Der etwaige Beitritt der avisierten Streitverkündeten würde zudem die Unabhängigkeit und Unparteilichkeit sämtlicher von dem gerichtlich bestellten Sachverständigen hinzugezogener Mitarbeiter in Frage stellen. Diese sind Gesellschafter oder Arbeitnehmer der F. KG und stehen als solche ebenfalls in einer Nähebeziehung zu ihr. Es würde deshalb im Fall eines Beitritts der F. KG und/oder ihrer Gesellschafter zum Rechtsstreit die Frage aufkommen, ob die bislang einbezogenen Mitarbeiter weiterhin uneingeschränkt vom gerichtlichen Sachverständigen zur Mitarbeit herangezogen werden können bzw. ob oder ggf. welche Auswirkungen dies auf die Frage der Verwertbarkeit des bereits erstellten Gutachten(teil)s haben kann. Mit eben solchen Fragestellungen soll das Ausgangsverfahren nach dem Rechtsgedanken des § 72 Abs. 2 ZPO nicht mit dem Mittel einer Streitverkündung belastet werden. Hierfür stehen vielmehr andere prozessuale Mittel zur Verfügung. Diese hat der Beklagte zu 2) auch - wenngleich erfolglos - bereits ergriffen.

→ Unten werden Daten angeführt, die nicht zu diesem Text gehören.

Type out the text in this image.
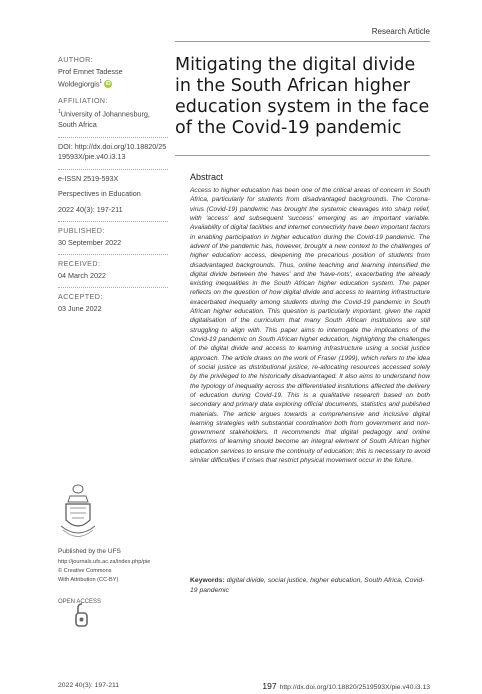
Research Article
AUTHOR:
Prof Emnet Tadesse Woldegiorgis$^1$ iD
AFFILIATION:
$^1$University of Johannesburg, South Africa
DOI: http://dx.doi.org/10.18820/2519593X/pie.v40.i3.13
e-ISSN 2519-593X
Perspectives in Education
2022 40(3): 197-211
PUBLISHED:
30 September 2022
RECEIVED:
04 March 2022
ACCEPTED:
03 June 2022
Published by the UFS
http://journals.ufs.ac.za/index.php/pie
© Creative Commons
With Attribution (CC-BY)
OPEN ACCESS
Mitigating the digital divide in the South African higher education system in the face of the Covid-19 pandemic
Abstract
Access to higher education has been one of the critical areas of concern in South Africa, particularly for students from disadvantaged backgrounds. The Corona-virus (Covid-19) pandemic has brought the systemic cleavages into sharp relief, with 'access' and subsequent 'success' emerging as an important variable. Availability of digital facilities and internet connectivity have been important factors in enabling participation in higher education during the Covid-19 pandemic. The advent of the pandemic has, however, brought a new context to the challenges of higher education access, deepening the precarious position of students from disadvantaged backgrounds. Thus, online teaching and learning intensified the digital divide between the 'haves' and the 'have-nots', exacerbating the already existing inequalities in the South African higher education system. The paper reflects on the question of how digital divide and access to learning infrastructure exacerbated inequality among students during the Covid-19 pandemic in South African higher education. This question is particularly important, given the rapid digitalisation of the curriculum that many South African institutions are still struggling to align with. This paper aims to interrogate the implications of the Covid-19 pandemic on South African higher education, highlighting the challenges of the digital divide and access to learning infrastructure using a social justice approach. The article draws on the work of Fraser (1999), which refers to the idea of social justice as distributional justice, re-allocating resources accessed solely by the privileged to the historically disadvantaged. It also aims to understand how the typology of inequality across the differentiated institutions affected the delivery of education during Covid-19. This is a qualitative research based on both secondary and primary data exploring official documents, statistics and published materials. The article argues towards a comprehensive and inclusive digital learning strategies with substantial coordination both from government and non-government stakeholders. It recommends that digital pedagogy and online platforms of learning should become an integral element of South African higher education services to ensure the continuity of education; this is necessary to avoid similar difficulties if crises that restrict physical movement occur in the future.
Keywords: digital divide, social justice, higher education, South Africa, Covid-19 pandemic
2022 40(3): 197-211	197 http://dx.doi.org/10.18820/2519593X/pie.v40.i3.13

Schließlich ist darauf hinzuweisen, dass auch der Gesetzgeber weitere Fälle, in denen eine Streitverkündung als rechtsmissbräuchlich anzusehen ist, durchaus für möglich gehalten hat und deren Zurückweisung bereits im Hauptverfahren mit der Einführung von § 72 Abs. 2 ZPO nicht hat ausschließen wollen (vgl. BT-Drucks. 16/3038, S. 37 f.

Das Landgericht Göttingen hat die Zustellung der Streitverkündungsschriften des Beklagten zu 2) an die jeweiligen Streitverkündungsempfänger nach alledem zu Recht abgelehnt.

3.

Die Kostenfolge ergibt sich aus § 97 ZPO.

Die Festsetzung des Beschwerdewerts beruht auf § 47 GKG. Der Beklagte zu 2) beziffert die von ihm mit der Streitverkündung geltend gemachten potentiellen Ansprüche mit 1,967 Mio. Euro, die er zu gleichen Teilen auf die beiden "führenden" Verfahren der 2. Zivilkammer (2 O 1802/07) und der 14. Zivilkammer (das vorliegende Verfahren) verteilt. Hieraus ergibt sich ein Betrag von jeweils 983.500,00 Euro. Der Gegenstand des vorliegenden Rechtsmittelverfahrens betrifft jedoch "nur" die Frage, ob die Streitverkündungsschriften zuzustellen sind.

Der Senat bemisst dieses Interesse gemäß § 3 ZPO mit einem Bruchteil der errechneten Schadensersatzforderung von 10 %, d.h. 98.350,00 Euro.